What public policy priorities are of greatest importance to you at this time and why? 

Incentives and disincentives for developers to reduce footprints and negative environmental impacts that exacerbate flooding, poor water and air quality, as well as ecosystem destruction. As our water studies have demonstrated, Improvement measures, such as those we are planning at Kearny Point will be costly and non-sustainable if those upstream in the watershed do not do their part to reduce impacts.  

More investments and accountability for actions that address inequality and social justice – disincentives for those that don’t – particularly for businesses located in Opportunity Zones – financially benefitting by being located in disadvantaged areas, but not truly contributing to diverse local community livability. 
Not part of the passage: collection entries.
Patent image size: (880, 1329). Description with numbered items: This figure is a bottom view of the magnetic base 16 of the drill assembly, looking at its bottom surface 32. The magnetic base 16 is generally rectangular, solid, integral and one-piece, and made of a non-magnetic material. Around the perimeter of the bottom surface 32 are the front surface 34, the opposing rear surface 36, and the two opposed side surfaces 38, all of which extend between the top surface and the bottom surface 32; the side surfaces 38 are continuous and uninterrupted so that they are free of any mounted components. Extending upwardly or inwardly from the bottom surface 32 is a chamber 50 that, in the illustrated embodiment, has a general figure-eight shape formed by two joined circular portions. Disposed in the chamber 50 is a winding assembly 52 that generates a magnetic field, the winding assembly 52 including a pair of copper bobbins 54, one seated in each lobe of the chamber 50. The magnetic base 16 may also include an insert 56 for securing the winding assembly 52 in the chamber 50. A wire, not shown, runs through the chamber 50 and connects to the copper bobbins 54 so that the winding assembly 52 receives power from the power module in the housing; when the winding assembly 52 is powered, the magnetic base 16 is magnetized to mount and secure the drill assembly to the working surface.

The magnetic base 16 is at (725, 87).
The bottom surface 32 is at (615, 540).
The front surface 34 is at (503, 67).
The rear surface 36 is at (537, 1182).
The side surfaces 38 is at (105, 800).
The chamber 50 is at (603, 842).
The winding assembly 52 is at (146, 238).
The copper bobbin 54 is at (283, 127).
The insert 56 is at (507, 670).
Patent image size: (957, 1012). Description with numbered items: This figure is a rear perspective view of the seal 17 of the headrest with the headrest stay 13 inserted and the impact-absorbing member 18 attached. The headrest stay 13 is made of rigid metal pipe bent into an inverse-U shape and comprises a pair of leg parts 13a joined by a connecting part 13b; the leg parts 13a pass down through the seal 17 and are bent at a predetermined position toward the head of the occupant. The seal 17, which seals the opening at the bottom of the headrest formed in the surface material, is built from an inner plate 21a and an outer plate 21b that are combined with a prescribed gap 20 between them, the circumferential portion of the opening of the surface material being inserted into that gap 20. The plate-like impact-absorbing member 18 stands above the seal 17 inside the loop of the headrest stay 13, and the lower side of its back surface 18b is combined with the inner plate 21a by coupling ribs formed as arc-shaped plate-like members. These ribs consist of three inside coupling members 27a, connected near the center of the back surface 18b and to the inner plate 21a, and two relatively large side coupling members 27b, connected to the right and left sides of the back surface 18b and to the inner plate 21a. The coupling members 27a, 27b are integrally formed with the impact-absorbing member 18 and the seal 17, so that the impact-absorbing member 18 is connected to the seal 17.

How does being part of ASBN help you fulfill your goals? 

ASBN allows us a greater network of support and activism through like-minded businesses and leadership. We’re all only stronger working together. ASBN enables greater coalition building, support and influence of key decision makers. Greater opportunities to demonstrate greener practices and reduce impact and support fair and inclusive circular economies. Greater collective opportunities to ensure for the health, welfare and sustainability of our communities and ecosystems.